The MDR modulator,
OC144-093, is a potential candidate for use in
cancer therapy and exhibits potent
biological activity in vitro and in vivo when combined with
anticancer agents such as
paclitaxel. Its inhibitory interaction with
P-glycoprotein (Pgp), the mdr1 gene product and a mechanistic participant in multidrug resistance, underlies its activity as a modulator of MDR. Having previously shown that
OC144-093 is not a substrate for
CYP3A we first examined the effects of
OC144-093 on
paclitaxel metabolism in vitro. Using human liver microsomes, we have demonstrated that
OC144-093 inhibited the
CYP3A mediated metabolism of
paclitaxel at high concentrations only (Ki = 39.8 +/- 5.1 microM, n=3).
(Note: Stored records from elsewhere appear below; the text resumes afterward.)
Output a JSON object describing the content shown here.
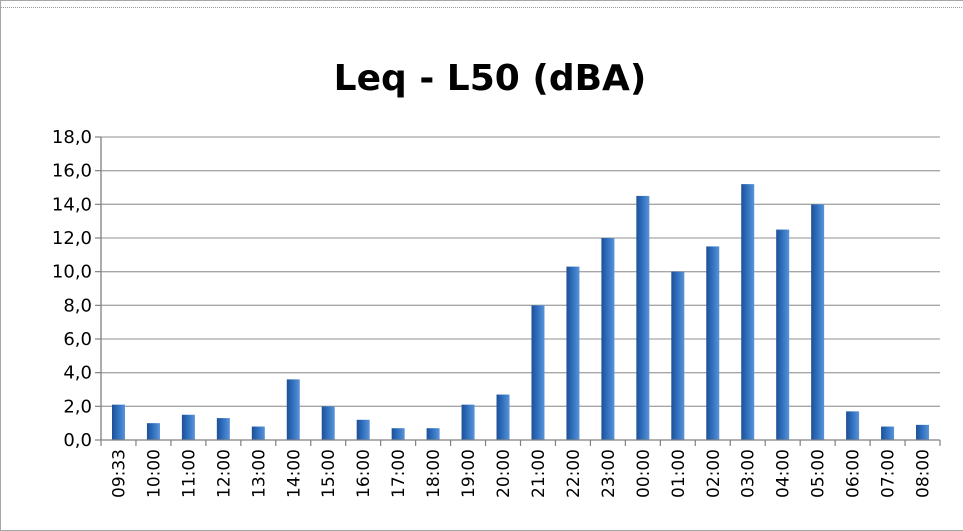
{
  "chart_data": {
    "type": "bar",
    "title": "Leq - L50 (dBA)",
    "xlabel": "",
    "ylabel": "",
    "categories": [
      "09:33",
      "10:00",
      "11:00",
      "12:00",
      "13:00",
      "14:00",
      "15:00",
      "16:00",
      "17:00",
      "18:00",
      "19:00",
      "20:00",
      "21:00",
      "22:00",
      "23:00",
      "00:00",
      "01:00",
      "02:00",
      "03:00",
      "04:00",
      "05:00",
      "06:00",
      "07:00",
      "08:00"
    ],
    "values": [
      2.1,
      1.0,
      1.5,
      1.3,
      0.8,
      3.6,
      2.0,
      1.2,
      0.7,
      0.7,
      2.1,
      2.7,
      8.0,
      10.3,
      12.0,
      14.5,
      10.0,
      11.5,
      15.2,
      12.5,
      14.0,
      1.7,
      0.8,
      0.9
    ],
    "ylim": [
      0,
      18
    ],
    "yticks": [
      "0,0",
      "2,0",
      "4,0",
      "6,0",
      "8,0",
      "10,0",
      "12,0",
      "14,0",
      "16,0",
      "18,0"
    ],
    "grid": true,
    "legend": "none",
    "bar_color": "#2e6fbd"
  }
}
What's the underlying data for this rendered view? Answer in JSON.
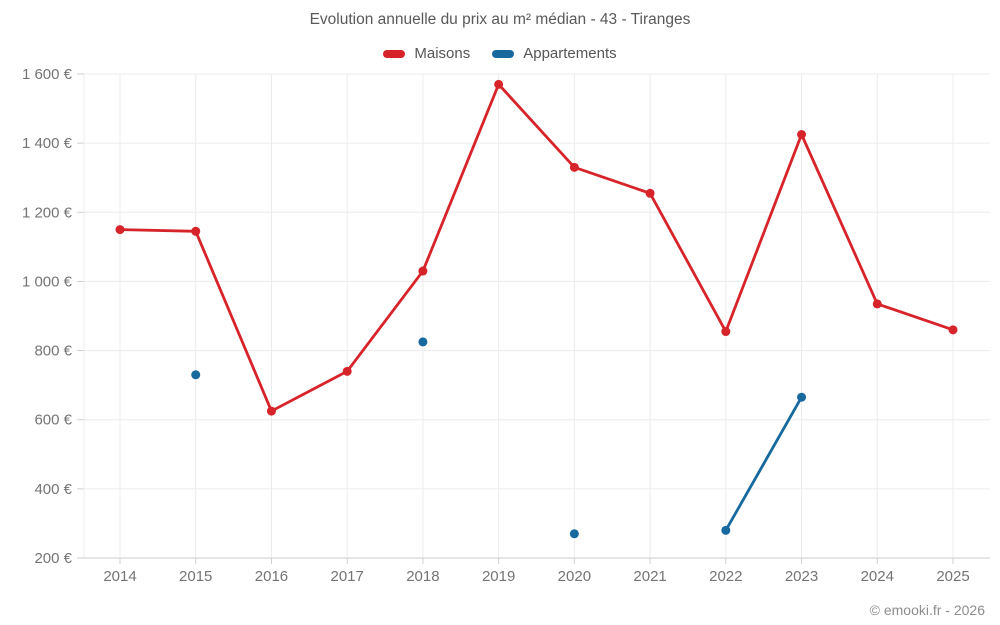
{
  "title": "Evolution annuelle du prix au m² médian - 43 - Tiranges",
  "watermark": "© emooki.fr - 2026",
  "colors": {
    "maisons": "#d7232a",
    "appartements": "#17699e",
    "gridline": "#ececec",
    "axis_line": "#d6d6d6",
    "tick": "#cfcfcf",
    "tick_text": "#747474"
  },
  "chart_data": {
    "type": "line",
    "title": "Evolution annuelle du prix au m² médian - 43 - Tiranges",
    "x": [
      2014,
      2015,
      2016,
      2017,
      2018,
      2019,
      2020,
      2021,
      2022,
      2023,
      2024,
      2025
    ],
    "series": [
      {
        "name": "Maisons",
        "color": "#d7232a",
        "values": [
          1150,
          1145,
          625,
          740,
          1030,
          1570,
          1330,
          1255,
          855,
          1425,
          935,
          860
        ]
      },
      {
        "name": "Appartements",
        "color": "#17699e",
        "values": [
          null,
          730,
          null,
          null,
          825,
          null,
          270,
          null,
          280,
          665,
          null,
          null
        ]
      }
    ],
    "ylim": [
      200,
      1600
    ],
    "yticks": [
      200,
      400,
      600,
      800,
      1000,
      1200,
      1400,
      1600
    ],
    "ytick_suffix": " €",
    "xlabel": "",
    "ylabel": "",
    "grid": true,
    "legend_position": "top"
  }
}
Pharmacokinetic results also show that an oral dose of
OC144-093, co-administered with
paclitaxel caused negligible disturbance of the pharmacokinetic profile for
paclitaxel when injected intravenously. In contrast, AUC values were elevated approximately 1.5-fold in all groups treated orally with
paclitaxel and
OC144-093. Cmax was enhanced approximately 2-fold in the co-dosed group. These characteristics are consistent with Pgp blockade in the gut enhancing oral bioavailability. Elimination properties of
paclitaxel were affected only upon multiple dosing of
OC 144-093. These results warrant the further clinical assessment of
OC144-093 as an MDR reversing agent.